Reducing Food Waste One Sweet Potato at a Time

A farmer inspects his sweet potatoes
October 18, 2017
by Stephanie Kaczynski

 

For Matt West, farming runs in the family. Starting with his great-great-grandparents, every generation in his family has farmed small plots of land, so it was only natural he would follow in their footsteps. But Matt was the first to take his farming to a larger scale. Matt runs a 150-acre sweet potato and soybean farm in central Tennessee. His dad wanted him to go to college, but Matt was excited about the challenge of vegetable farming. “It feels like a 13-month-a-year job, but it’s a labor of love,” he said.

Matt is dedicated to farming because he’s passionate about feeding his community. He finds it unacceptable that in a land of such abundance, some people don’t have enough to eat. In Tennessee, where Matt works and lives, 1 in 7 people face hunger. “It could be different,” Matt said. “I know what I grow and how much food I see grown all around me. There should never be anybody hungry in this country.

That’s why Matt participates in Second Harvest Food Bank of Middle Tennessee’s Farm to Families program. The program has big goals: to recover all excess produce in middle Tennessee and establish lasting partnerships with local farmers and community members.

Sweet potatoes

Through the Farm to Families program, fruits and vegetables that local farmers are unable to sell to grocery stores can be sold to Second Harvest. For Matt, this means sweet potatoes that are too small or too big — his largest sweet potatoes reach the size of cantaloupes — or those that have been damaged during the harvesting process in ways that won’t affect the food’s safety.

The program doesn’t stop when the produce reaches the food bank — Second Harvest also holds cooking classes to teach recipients how to prepare the produce they receive. Matt sees this as a crucial step — if people who receive the food don’t know how to prepare it the food will likely go to waste.

With Farm to Families, local farmers can recoup their growing costs on otherwise unsellable crops while knowing the fruits of their labor are filling their neighbors’ plates, not the trash.

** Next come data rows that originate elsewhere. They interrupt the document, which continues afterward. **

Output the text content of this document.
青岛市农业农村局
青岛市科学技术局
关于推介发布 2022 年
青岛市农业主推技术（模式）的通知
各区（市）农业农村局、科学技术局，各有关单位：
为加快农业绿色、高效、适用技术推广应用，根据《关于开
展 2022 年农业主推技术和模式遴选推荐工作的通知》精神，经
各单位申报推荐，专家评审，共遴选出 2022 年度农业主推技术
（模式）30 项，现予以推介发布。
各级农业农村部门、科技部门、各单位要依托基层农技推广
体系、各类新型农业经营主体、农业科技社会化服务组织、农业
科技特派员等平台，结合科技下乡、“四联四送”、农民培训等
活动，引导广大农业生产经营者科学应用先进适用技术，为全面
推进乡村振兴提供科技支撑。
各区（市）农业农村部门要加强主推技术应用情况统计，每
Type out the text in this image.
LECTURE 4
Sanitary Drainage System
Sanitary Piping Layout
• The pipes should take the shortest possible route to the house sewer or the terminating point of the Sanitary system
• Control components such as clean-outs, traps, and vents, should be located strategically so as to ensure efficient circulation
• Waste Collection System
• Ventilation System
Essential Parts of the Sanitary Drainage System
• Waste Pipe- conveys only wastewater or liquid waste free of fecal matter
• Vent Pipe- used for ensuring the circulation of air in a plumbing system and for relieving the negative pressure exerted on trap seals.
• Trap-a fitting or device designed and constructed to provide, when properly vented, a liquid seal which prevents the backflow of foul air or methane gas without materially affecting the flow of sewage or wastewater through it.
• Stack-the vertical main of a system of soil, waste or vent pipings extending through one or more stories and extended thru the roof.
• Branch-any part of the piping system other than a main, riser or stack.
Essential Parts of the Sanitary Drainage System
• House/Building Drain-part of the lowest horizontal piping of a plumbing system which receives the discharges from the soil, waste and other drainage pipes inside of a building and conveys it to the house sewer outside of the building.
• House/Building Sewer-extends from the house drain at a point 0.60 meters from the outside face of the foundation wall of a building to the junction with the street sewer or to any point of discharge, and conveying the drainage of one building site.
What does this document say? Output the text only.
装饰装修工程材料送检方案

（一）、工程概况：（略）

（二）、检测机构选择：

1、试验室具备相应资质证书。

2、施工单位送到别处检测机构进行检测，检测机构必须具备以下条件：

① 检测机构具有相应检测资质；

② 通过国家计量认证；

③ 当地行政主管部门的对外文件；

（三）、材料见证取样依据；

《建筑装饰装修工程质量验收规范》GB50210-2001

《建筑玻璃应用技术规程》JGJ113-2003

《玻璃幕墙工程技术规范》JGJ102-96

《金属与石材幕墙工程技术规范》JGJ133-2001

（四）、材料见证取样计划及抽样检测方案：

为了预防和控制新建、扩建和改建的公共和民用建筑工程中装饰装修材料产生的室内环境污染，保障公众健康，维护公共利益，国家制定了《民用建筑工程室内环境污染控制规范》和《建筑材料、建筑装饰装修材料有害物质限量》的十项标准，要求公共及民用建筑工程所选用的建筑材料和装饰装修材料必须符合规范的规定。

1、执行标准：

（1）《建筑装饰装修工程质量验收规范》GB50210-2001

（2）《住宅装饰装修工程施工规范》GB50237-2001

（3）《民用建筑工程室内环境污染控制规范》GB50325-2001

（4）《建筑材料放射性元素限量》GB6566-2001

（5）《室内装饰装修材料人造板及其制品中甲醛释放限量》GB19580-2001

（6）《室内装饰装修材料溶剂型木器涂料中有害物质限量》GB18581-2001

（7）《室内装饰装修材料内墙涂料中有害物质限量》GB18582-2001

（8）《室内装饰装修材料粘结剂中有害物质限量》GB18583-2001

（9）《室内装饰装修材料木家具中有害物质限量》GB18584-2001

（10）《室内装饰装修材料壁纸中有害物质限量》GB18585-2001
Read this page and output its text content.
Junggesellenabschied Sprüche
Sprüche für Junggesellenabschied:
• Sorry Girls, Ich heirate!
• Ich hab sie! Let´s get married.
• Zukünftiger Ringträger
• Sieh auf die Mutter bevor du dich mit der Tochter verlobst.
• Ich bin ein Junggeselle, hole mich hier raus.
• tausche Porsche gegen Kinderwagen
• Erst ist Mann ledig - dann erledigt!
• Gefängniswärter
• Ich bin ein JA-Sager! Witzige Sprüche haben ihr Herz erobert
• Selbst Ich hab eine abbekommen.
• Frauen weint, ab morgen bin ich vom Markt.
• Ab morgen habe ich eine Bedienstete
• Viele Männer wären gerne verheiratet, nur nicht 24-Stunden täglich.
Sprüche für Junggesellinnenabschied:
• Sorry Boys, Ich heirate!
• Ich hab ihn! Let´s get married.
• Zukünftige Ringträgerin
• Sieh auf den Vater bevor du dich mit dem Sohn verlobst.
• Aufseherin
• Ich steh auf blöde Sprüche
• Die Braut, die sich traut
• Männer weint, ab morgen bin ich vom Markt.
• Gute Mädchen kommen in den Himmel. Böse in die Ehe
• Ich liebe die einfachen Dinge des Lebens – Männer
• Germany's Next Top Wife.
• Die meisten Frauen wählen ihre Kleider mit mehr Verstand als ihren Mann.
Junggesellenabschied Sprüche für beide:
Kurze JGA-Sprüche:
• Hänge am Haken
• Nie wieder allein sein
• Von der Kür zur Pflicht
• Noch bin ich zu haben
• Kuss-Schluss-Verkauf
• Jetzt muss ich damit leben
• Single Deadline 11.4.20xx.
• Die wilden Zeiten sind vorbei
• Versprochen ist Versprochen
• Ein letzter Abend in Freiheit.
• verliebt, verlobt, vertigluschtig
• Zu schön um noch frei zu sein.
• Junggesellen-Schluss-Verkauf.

Matt is eager to help his neighbors. “It has been a really good relationship with Second Harvest,” he said. “I’ve gotten to know one of the truck drivers [who transports my sweet potatoes to the food bank], and he talks about seeing people lined up, waiting for the next shipment of produce. This program makes a difference.”

Before Farm to Families, produce made up one percent of the food bank’s total offerings. Now, it accounts for more than 25 percent and continues to grow. This year, the food bank aims to bring in nine million pounds of donated produce through the program.

“It’s just a great thing. That’s about all I can say,” Matt said. “If doing something like this doesn’t make you feel good, then I don’t know what to tell you.”